This week Darko posted a very interesting podcast on the topic of digital audio:
Nothing in the podcast is a new revelation, but it pulls together many important concepts and ideas all in one place. It’s not overly technical, but you do have to stop and think about the content to digest it.
Here’s my too long TL;DR of the podcast (with a little commentary on my part)
Digital Audio Waveform Clock / Timing Generation:
Digital audio file transfer only guarantees that the amplitude data (16-bit or 24-bit data) is exactly right, none of the bits are lost or are missing. The original timing information between each audio sample is completely lost in the storage and transfer of the digital file. It must be regenerated to playback the original audio waveform.
Once the necessary clock has been generated and synchronized to the data, this digital bitstream (containing both clock and data) behaves similarly to an analog waveform, containing both amplitude (bits) and frequency (clock) information. And just as an analog audio waveform is distorted by any modulation of it’s amplitude or frequency, so a digital audio waveform is also distorted by modulation of it’s amplitude or frequency.
It is unlikely for noise in the synchronized data stream to be so severe that it corrupts the data bits. If this happens the auditory effect is painfully obvious. But frequency information is very susceptible to modulation due to noise, resulting in timing shifts in each bit. The amplitude is absolutely correct, but the frequency may be wrong.
Transferring digital audio over SPDIF, TOSLINK, AES, or I2S are all synchronous transfer methods - meaning that both clock and data are embedded in the bitstream. As such, any distortion of the digital waveform has potential to impact sonic quality.
Transferring digital audio over ethernet or USB is an asynchronous activity - meaning no clock data is present, only data bits. This allows for error correction, re-ordering of packets, and requesting of retransmission of missed packets. Once an asynchronous transfer is completed (or buffered sufficiently), the data is converted to a synchronous stream with a locally generated clock and passed on to the digital-to-analog converter block (typically via internal I2S) for conversion to an analog waveform.

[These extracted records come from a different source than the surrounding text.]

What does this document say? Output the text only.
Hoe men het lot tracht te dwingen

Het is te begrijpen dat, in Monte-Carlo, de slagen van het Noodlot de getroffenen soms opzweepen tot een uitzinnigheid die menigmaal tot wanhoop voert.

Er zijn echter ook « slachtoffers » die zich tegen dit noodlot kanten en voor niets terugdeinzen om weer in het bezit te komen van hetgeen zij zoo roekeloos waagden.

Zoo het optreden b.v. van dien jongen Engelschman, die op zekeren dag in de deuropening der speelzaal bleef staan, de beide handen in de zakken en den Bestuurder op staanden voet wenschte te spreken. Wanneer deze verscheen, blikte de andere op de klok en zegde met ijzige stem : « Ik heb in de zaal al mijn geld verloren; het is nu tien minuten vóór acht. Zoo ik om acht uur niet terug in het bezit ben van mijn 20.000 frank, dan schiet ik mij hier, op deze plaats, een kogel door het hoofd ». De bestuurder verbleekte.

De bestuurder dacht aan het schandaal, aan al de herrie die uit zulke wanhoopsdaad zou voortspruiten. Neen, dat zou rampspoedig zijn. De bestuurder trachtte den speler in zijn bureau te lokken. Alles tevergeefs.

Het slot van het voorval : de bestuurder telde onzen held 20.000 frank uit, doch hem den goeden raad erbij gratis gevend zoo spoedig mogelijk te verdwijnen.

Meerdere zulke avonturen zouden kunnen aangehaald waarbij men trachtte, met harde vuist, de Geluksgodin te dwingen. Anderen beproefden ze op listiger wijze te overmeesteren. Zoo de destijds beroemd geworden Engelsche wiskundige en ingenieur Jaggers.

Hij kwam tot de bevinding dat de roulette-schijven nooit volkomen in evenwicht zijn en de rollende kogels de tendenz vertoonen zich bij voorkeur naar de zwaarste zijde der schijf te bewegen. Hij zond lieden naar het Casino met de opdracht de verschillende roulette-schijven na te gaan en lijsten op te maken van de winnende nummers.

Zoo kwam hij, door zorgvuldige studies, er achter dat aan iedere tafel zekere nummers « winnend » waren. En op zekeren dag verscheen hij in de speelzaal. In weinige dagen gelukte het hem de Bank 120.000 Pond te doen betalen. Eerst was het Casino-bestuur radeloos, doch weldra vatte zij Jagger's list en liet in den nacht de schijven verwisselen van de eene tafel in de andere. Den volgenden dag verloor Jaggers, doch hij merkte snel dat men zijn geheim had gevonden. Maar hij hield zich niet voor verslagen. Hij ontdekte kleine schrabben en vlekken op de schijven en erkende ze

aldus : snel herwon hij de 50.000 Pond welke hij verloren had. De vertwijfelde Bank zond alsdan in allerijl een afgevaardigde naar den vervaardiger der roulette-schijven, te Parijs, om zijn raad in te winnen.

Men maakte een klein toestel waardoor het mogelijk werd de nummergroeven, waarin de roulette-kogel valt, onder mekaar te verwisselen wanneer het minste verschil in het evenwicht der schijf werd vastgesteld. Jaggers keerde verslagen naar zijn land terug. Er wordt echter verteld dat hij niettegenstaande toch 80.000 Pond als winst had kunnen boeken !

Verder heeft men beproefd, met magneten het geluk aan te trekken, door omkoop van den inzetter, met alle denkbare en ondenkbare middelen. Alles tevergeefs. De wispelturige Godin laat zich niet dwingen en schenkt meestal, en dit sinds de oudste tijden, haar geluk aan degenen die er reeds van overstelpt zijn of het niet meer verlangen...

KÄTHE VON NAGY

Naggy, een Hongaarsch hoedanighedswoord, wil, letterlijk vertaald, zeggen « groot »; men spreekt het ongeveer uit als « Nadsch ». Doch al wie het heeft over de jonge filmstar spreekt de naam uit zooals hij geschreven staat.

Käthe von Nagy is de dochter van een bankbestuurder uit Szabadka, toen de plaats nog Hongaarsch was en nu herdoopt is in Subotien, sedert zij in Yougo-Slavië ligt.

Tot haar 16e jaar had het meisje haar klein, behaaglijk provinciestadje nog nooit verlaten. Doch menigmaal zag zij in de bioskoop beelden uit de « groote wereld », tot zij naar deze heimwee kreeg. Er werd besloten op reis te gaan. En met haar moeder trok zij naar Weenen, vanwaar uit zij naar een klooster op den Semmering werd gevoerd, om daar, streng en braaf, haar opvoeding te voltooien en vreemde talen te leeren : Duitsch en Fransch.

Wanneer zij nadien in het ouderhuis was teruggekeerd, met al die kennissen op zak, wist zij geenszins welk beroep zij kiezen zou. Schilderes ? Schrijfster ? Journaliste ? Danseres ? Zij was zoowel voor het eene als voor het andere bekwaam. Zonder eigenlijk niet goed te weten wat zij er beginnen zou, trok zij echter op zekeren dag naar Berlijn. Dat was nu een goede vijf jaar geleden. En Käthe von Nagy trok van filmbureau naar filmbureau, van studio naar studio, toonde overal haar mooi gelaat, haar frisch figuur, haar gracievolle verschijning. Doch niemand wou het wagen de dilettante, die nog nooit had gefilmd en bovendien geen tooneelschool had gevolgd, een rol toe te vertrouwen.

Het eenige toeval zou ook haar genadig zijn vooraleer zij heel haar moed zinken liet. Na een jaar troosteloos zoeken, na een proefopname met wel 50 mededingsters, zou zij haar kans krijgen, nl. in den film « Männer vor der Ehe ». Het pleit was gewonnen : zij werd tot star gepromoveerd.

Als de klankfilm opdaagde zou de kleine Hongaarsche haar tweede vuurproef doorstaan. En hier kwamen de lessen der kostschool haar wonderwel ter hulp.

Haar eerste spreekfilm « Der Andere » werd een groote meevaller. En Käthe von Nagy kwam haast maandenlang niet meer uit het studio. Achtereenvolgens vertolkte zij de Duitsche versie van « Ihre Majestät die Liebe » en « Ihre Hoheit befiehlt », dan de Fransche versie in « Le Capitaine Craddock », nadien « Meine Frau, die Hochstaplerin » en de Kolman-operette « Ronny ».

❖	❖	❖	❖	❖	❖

Having a high quality (ie low jitter, low drift) clock at the digital-to-analog converter is fundamental to achieving a high quality analog output. Creation of this high quality clock is done in stages, starting with assembly of the data from various asynchronous transfers (streaming over the internet, streaming from a media server, transfer via USB), going through various synchronization steps (generation of the reference clock, alignment of the clock to the data, filtering / buffering of the synchronized data), and ending with the synchronized bit stream entering the D2A. To the extent that this clock matches the original clock from when the data was recorded, the result can be accurate.
Power and Ground Noise
The second half of this story is power and ground noise. Digital data transmission and processing can bring with it a lot of analog power and ground noise. Digital systems tend to be very noise immune, and take advantage of this by using cheap, lower cost power supplies and board/component designs. But A2D converters are VERY noise sensitive. Any noise accumulated through the digital data transmission process, or clock/data synchronization process, can adversely impact the analog output of the D2A conversion. This is where high quality power supplies, galvanic isolation, quality cables, and other “low noise” devices and best practices come into play.
For example, using a LPS on a network streamer won’t reduce the likelihood of a bit being lost or improve the quality of the clock being generated. But it will reduce the amount of analog noise riding along with the digital bit stream. How much influence this analog noise has on the end result depends a lot on the internal DAC architecture and layout. Maybe the amount of noise is inconsequential compared to other noise already present. Or maybe the DAC internally filters this noise very well, and it doesn’t matter. Whatever the case, less noise in is always a good thing.
Another example is using a network server such as a Roon Core to stream Qobuz. The server buffers the asynchronously transmitted data packets, and sequences them so what is sent over your home network to the Roon endpoint is better oriented (fewer re-transmit requests, fewer error corrections, etc). The digital activity in the endpoint is reduced compared to streaming directly from Qobuz to the end point. Thereby reducing some of the digital supply / ground noise generated. When the endpoint is the DAC itself (ie a streaming DAC), this additional digital activity (streaming directly over the internet, instead of using a quality media streamer on the local network) can add up to adversely influence the sonic quality.
Some of these effects are certainly “mouse nuts”. But when getting to the absolute top end of resolving systems, even “mouse nuts” can become significant.